Comcast backed "gradually transitioning inter- and intrastate 8YY traffic to bill-and-keep and reducing database dip charges to a unified rate over a reasonable transition." It said the originating charges should be phased out "whenever the originating service provider controls the call path" to interexchange carriers (IXCs), and a uniform dip charge should be set over three years. NCTA backed a transition to bill-and-keep for all originating traffic, "similar" to a six-year transition for terminating access charges in a 2011 order. But Charter Communications opposed bill-and-keep for originating 8YY calls.

CenturyLink said "significant ICC reform" is needed, mixed with "some caution" because while various "8YY arbitrage problems" are prevalent, "8YY aggregation" is "more nuanced." It backed bill-and-keep for end-office originating access charges; "more limited steps to address tandem charges"; the FCC proposal to limit database query charges, with a transition; and steps to ensure carriers can recover lost access revenue. GCI Communication endorsed a three-year move to 8YY originating bill-and-keep, "with appropriate consideration for Alaska's unique network architecture." The Ad Hoc Telecommunications Users Committee urged implementing bill-and-keep for originating traffic "immediately" or in time for 2019 access charge filings rather than over a three-year period. It opposed an access revenue recovery mechanism.

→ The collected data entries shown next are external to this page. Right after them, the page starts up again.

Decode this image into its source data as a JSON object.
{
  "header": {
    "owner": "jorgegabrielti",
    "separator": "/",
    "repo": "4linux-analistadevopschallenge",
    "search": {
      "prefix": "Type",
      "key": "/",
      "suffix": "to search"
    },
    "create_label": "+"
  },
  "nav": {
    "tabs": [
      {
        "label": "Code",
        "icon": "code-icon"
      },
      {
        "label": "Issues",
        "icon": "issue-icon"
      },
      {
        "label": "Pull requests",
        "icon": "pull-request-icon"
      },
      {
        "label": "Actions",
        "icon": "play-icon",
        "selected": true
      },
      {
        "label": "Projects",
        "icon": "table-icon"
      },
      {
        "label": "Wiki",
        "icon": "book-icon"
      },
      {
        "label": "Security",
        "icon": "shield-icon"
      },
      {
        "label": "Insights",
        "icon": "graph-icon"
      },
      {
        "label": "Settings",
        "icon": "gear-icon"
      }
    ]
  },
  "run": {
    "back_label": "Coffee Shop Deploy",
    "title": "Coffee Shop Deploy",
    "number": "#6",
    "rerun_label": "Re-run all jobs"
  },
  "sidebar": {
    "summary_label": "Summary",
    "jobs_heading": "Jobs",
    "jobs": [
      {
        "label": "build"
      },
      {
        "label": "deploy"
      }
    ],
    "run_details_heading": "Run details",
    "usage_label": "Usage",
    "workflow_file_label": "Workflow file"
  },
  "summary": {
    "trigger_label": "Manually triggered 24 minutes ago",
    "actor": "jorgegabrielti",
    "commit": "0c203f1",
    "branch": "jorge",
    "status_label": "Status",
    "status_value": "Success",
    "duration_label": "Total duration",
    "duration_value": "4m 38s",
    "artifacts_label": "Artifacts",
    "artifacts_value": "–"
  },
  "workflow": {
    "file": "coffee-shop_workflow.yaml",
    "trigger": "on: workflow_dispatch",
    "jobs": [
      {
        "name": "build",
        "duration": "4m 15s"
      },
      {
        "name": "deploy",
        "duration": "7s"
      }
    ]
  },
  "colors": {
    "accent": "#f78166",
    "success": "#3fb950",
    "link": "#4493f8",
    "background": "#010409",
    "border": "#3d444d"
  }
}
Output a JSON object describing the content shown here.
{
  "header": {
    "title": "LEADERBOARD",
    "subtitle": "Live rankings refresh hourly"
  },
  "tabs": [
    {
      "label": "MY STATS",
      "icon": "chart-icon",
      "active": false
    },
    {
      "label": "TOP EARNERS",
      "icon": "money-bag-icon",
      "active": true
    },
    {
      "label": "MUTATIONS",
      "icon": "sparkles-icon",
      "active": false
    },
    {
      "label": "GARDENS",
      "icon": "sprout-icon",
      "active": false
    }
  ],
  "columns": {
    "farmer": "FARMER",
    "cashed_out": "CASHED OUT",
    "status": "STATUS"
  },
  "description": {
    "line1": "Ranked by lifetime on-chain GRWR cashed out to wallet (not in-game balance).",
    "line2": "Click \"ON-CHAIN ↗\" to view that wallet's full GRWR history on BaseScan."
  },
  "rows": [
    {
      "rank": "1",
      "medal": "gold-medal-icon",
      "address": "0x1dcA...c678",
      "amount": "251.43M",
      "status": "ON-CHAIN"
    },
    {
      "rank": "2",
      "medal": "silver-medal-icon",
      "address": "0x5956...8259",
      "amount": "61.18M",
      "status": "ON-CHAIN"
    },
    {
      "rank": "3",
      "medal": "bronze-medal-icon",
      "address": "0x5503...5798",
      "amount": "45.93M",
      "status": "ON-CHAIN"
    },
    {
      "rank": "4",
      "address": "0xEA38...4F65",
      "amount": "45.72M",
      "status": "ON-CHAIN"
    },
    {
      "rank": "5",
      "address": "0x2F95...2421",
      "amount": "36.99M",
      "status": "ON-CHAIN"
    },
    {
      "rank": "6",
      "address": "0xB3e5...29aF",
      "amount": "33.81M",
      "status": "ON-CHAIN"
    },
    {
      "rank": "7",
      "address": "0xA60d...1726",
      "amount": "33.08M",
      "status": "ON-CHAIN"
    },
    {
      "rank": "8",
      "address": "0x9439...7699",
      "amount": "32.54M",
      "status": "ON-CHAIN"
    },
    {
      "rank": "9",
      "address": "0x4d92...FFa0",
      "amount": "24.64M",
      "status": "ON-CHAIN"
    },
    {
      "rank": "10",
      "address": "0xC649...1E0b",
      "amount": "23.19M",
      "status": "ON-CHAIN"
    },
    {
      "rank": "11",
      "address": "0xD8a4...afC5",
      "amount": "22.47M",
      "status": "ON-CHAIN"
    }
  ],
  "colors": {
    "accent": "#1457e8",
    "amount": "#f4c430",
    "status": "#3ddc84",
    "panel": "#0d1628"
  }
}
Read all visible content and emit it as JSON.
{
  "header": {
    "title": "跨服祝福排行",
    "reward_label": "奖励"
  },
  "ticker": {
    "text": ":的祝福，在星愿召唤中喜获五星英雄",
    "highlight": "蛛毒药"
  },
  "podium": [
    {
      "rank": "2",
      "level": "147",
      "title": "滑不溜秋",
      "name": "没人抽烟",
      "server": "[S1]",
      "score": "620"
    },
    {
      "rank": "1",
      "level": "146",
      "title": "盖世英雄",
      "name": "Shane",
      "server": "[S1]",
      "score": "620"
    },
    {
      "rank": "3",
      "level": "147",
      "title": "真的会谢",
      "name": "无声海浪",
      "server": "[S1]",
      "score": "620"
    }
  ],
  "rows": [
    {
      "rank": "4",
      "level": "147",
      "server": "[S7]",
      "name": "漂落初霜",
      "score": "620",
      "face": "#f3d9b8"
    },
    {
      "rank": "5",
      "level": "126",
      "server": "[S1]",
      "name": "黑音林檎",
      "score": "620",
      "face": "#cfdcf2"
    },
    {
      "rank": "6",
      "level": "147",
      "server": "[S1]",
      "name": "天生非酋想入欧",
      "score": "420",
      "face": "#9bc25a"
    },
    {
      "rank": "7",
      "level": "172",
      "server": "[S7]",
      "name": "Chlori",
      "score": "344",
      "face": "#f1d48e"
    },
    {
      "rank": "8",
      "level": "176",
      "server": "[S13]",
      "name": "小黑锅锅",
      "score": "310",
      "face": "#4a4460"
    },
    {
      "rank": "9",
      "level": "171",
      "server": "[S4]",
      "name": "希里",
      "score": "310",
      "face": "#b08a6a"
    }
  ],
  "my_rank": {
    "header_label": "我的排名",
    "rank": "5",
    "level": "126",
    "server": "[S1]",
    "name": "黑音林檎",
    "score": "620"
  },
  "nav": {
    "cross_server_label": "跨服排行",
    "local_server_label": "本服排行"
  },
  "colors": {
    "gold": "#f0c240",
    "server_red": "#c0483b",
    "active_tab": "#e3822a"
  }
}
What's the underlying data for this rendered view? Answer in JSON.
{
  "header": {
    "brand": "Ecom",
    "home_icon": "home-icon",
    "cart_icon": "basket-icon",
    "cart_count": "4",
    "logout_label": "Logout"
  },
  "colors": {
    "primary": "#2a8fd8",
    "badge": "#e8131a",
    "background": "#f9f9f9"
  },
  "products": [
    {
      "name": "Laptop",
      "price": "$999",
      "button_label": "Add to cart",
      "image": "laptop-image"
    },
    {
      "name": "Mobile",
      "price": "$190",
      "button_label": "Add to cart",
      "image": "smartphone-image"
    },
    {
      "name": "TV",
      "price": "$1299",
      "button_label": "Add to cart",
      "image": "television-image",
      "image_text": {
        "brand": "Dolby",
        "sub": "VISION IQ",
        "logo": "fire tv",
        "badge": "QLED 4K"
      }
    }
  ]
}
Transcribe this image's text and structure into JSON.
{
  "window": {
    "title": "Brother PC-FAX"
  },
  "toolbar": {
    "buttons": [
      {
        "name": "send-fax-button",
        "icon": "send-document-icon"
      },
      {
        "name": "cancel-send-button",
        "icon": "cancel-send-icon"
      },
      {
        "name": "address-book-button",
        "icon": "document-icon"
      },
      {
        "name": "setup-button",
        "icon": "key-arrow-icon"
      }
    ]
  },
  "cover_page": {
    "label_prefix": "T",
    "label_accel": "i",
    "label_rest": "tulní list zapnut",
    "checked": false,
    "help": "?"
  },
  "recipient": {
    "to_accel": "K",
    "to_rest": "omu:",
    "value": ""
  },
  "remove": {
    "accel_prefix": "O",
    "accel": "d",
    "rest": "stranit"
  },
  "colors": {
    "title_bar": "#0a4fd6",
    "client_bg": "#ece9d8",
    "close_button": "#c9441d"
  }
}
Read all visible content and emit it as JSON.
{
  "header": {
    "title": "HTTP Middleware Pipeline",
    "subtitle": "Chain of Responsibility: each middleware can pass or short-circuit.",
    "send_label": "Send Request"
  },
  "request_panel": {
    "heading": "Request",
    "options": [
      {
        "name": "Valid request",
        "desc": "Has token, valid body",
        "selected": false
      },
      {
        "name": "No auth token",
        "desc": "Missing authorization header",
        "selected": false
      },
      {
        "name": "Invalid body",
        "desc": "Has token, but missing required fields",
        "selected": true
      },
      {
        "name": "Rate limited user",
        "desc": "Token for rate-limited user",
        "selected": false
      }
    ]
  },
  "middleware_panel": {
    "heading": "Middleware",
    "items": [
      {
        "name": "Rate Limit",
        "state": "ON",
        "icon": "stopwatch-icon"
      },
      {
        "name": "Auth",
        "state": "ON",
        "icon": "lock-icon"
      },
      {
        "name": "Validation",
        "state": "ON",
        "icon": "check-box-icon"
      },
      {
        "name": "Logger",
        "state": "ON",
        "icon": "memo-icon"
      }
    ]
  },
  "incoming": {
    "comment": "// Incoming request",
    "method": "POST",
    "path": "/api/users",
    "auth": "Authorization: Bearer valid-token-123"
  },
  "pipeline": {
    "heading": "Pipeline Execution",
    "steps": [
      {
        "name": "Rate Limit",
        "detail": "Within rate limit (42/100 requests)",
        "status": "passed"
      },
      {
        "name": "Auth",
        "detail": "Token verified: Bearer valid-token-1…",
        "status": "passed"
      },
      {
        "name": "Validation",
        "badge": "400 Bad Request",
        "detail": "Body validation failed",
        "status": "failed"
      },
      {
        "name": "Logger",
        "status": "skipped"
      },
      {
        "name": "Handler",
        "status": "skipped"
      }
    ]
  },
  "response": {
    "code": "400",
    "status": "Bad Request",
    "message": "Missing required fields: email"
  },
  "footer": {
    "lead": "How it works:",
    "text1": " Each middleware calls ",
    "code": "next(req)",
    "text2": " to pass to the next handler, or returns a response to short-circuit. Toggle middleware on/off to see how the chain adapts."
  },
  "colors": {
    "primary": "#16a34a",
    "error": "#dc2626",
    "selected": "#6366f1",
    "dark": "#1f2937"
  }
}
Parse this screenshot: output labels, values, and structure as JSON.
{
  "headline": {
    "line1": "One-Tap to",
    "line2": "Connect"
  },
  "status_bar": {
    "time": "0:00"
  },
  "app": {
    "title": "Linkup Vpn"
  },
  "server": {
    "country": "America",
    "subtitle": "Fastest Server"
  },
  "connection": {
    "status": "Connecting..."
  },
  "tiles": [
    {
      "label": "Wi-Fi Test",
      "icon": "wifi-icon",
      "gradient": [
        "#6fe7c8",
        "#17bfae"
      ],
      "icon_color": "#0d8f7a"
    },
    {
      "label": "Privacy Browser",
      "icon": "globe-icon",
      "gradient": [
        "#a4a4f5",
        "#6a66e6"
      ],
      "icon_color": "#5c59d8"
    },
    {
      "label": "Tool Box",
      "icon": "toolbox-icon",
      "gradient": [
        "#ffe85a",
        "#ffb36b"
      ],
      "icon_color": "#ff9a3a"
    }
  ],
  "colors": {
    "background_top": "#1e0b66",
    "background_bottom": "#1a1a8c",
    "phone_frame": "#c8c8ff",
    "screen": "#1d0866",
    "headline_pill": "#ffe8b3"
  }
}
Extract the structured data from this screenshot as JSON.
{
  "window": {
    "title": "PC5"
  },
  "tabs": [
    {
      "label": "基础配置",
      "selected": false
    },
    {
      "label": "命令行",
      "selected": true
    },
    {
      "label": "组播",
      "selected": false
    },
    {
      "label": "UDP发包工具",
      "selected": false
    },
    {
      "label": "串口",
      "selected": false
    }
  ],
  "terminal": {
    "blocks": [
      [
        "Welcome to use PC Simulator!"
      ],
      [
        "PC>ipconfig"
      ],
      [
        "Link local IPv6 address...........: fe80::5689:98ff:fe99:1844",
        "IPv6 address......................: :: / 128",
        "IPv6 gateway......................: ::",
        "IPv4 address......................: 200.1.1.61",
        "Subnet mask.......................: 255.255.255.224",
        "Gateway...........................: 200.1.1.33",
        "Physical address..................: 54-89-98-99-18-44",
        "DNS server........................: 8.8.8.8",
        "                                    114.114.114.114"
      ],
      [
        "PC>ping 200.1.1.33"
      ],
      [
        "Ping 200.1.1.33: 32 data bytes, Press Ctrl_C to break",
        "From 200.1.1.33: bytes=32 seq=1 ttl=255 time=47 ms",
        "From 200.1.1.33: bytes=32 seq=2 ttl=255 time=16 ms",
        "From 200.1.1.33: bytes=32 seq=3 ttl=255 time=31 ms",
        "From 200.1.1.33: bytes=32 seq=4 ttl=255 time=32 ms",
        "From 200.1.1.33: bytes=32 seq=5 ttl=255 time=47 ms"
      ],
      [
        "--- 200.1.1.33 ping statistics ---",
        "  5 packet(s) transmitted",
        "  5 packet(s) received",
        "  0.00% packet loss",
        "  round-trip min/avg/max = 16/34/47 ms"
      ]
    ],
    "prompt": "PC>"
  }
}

Windstream, Frontier Communications and NTCA objected to the FCC proposal, and called bill-and-keep for all 8YY traffic an "overbroad and inappropriate" action. "Focus on the small number of bad actors," they urged. "The FCC should take a long, hard look ... before it imposes an extreme remedy to an almost nonexistent problem -- and hurts consumers in the process," blogged Windstream CEO Tony Thomas, who suggested consumers would be charged for toll-free calls. WTA also supported targeted action to "punish and deter fraud and arbitrage abuses," and "vigorously" objected "to the proposed punishment of more than a thousand innocent RLECs and rural CLECs" through bill-and-keep. ITTA opposed bill-and-keep and asked the FCC to "narrowly tailor reforms" to target 8YY access stimulators. Rural Nebraska carriers cited numerous obstacles to a bill-and-keep solution, which if it did occur, required a "dynamic" mechanism to recover revenue.

Constant "self-help" by large IXCs shows "their lack of credibility and contempt" for FCC rules, said Teliax and Peerless Network. They urged the agency to require IXCs to file a rate complaint at the FCC or in court if they withhold access charge payments, and to "presume large IXCs will pocket any savings from moving 8YY access to B&K," among other actions. West Telecom Services said "the abuses seem only a pretext" for adopting, apparently at the urging of large IXCs, the shift to bill-and-keep. It called for a targeted crackdown that prohibits "illicit 8YY calling practices" and enlists industry help to identify and stop "bad actors."

Somos, the toll-free numbering administrator, took no position on bill-and-keep. It recognized high 8YY originating fees attract "traffic pumping," but said it would be "unacceptable if Toll-Free calls are the only calls that customers are charged for on their bills."